One crucial piece of the emerging case came from Israeli spy services, which provided the Central Intelligence Agency with intelligence from inside an elite special Syrian unit that oversees Mr. Assad's chemical weapons, Arab diplomats said. The intelligence, which the CIA was able to verify, showed that certain types of chemical weapons were moved in advance to the same Damascus suburbs where the attack allegedly took place a week ago, Arab diplomats said.


Both Mossad and the CIA are clearly compromised in terms of objectivity and legitimacy. Neither exists nor is expected to provide impartial evidence, but rather to facilitate by all means necessary the self-serving agendas, interests, and objectives of their respective governments.

That both Israel and the United States, as far back as 2007 have openly conspired together to overthrow the government of Syria
(http://www.newyorker.com/reporting/2007/03/05/070305fa_fact_hersh?currentPage=all) through a carefully engineered sectarian bloodbath, discredits entirely their respective intelligence agencies. This is precisely why an impartial, objective third-party investigation has been called for by the international community and agreed upon by the Syrian government - a third-party investigation the US has now urged to be canceled ahead of its planned military strikes.


The Wall Street Journal reports:
(http://online.wsj.com/article/SB10001424127887324906304579039342815115978.html)

In an email on Sunday, White House National Security Adviser Susan Rice told U.N. Ambassador Samantha Power and other top officials that the U.N. mission was pointless because the chemical weapons evidence already was conclusive, officials said.
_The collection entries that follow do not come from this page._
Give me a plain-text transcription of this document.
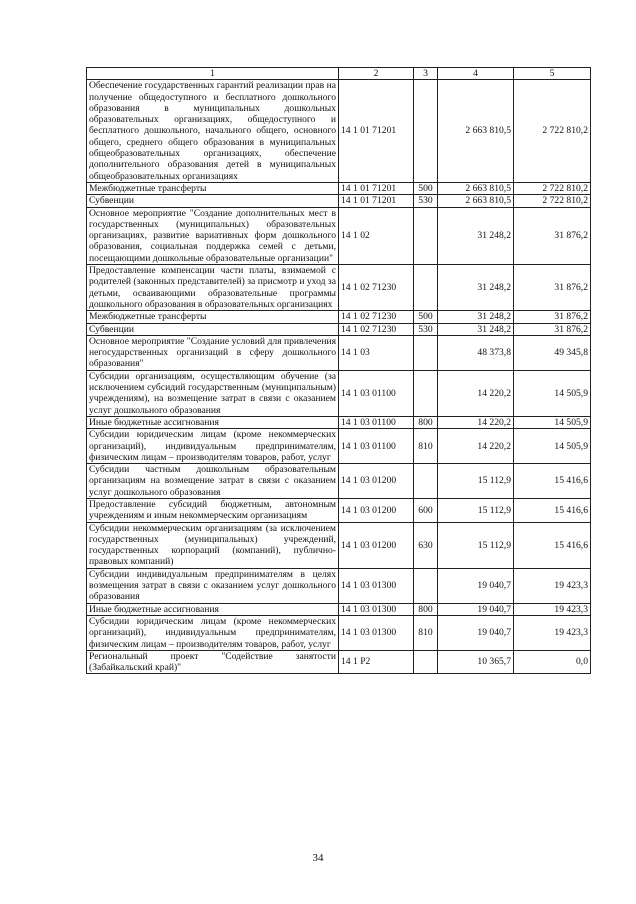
1	2	3	4	5
Обеспечение государственных гарантий реализации прав на получение общедоступного и бесплатного дошкольного образования в муниципальных дошкольных образовательных организациях, общедоступного и бесплатного дошкольного, начального общего, основного общего, среднего общего образования в муниципальных общеобразовательных организациях, обеспечение дополнительного образования детей в муниципальных общеобразовательных организациях	14 1 01 71201		2 663 810,5	2 722 810,2
Межбюджетные трансферты	14 1 01 71201	500	2 663 810,5	2 722 810,2
Субвенции	14 1 01 71201	530	2 663 810,5	2 722 810,2
Основное мероприятие "Создание дополнительных мест в государственных (муниципальных) образовательных организациях, развитие вариативных форм дошкольного образования, социальная поддержка семей с детьми, посещающими дошкольные образовательные организации"	14 1 02		31 248,2	31 876,2
Предоставление компенсации части платы, взимаемой с родителей (законных представителей) за присмотр и уход за детьми, осваивающими образовательные программы дошкольного образования в образовательных организациях	14 1 02 71230		31 248,2	31 876,2
Межбюджетные трансферты	14 1 02 71230	500	31 248,2	31 876,2
Субвенции	14 1 02 71230	530	31 248,2	31 876,2
Основное мероприятие "Создание условий для привлечения негосударственных организаций в сферу дошкольного образования"	14 1 03		48 373,8	49 345,8
Субсидии организациям, осуществляющим обучение (за исключением субсидий государственным (муниципальным) учреждениям), на возмещение затрат в связи с оказанием услуг дошкольного образования	14 1 03 01100		14 220,2	14 505,9
Иные бюджетные ассигнования	14 1 03 01100	800	14 220,2	14 505,9
Субсидии юридическим лицам (кроме некоммерческих организаций), индивидуальным предпринимателям, физическим лицам – производителям товаров, работ, услуг	14 1 03 01100	810	14 220,2	14 505,9
Субсидии частным дошкольным образовательным организациям на возмещение затрат в связи с оказанием услуг дошкольного образования	14 1 03 01200		15 112,9	15 416,6
Предоставление субсидий бюджетным, автономным учреждениям и иным некоммерческим организациям	14 1 03 01200	600	15 112,9	15 416,6
Субсидии некоммерческим организациям (за исключением государственных (муниципальных) учреждений, государственных корпораций (компаний), публично-правовых компаний)	14 1 03 01200	630	15 112,9	15 416,6
Субсидии индивидуальным предпринимателям в целях возмещения затрат в связи с оказанием услуг дошкольного образования	14 1 03 01300		19 040,7	19 423,3
Иные бюджетные ассигнования	14 1 03 01300	800	19 040,7	19 423,3
Субсидии юридическим лицам (кроме некоммерческих организаций), индивидуальным предпринимателям, физическим лицам – производителям товаров, работ, услуг	14 1 03 01300	810	19 040,7	19 423,3
Региональный проект "Содействие занятости (Забайкальский край)"	14 1 P2		10 365,7	0,0
34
The U.S. privately urged the U.N. to pull the inspectors out, setting the stage for President Barack Obama to possibly move forward with a military response, officials said.


The US then, not Syria, is attempting a coverup, with fabrications in place from discredited, compromised intelligence sources and the threat of impending military strikes that would endanger the UN inspection team's safety should they fail to end their investigation and withdraw.

The Wall Street Journal also reiterated
(http://online.wsj.com/article/SB10001424127887324906304579039342815115978.html) that the US is planning to fully sidestep the UN Security Council and proceed with its partners unilaterally:

...if the U.S. chose to strike, it would do so with allies and without the U.N., in order to sidestep an expected Russian veto.

The US proceeds now with absolute disregard for international law, all but declaring it has no intention of providing credible evidence of its accusations against the Syrian government. It is a rush to war with all the hallmarks of dangerous desperation as the West's proxy forces collapse before the Syrian military. Western military leaders must consider the strategic tenants and historical examples regarding the dangers and folly of haste and imprudence in war - especially war fought to protect special interests and political agendas rather than to defend territory.

The populations of the West must likewise consider what benefits they have garnered from the last decade of military conquest their leaders have indulged in. Crumbling economies gutted to feed the preservation of special interests and the growing domestic security apparatuses to keep these interests safe from both domestic and foreign dissent are problems that will only grow more acute.

Outside of the West, in Moscow, Beijing, and Tehran, leaders must consider a future where Western special interests can invade with impunity, without public support, or even the tenuous semblance of justification being necessary.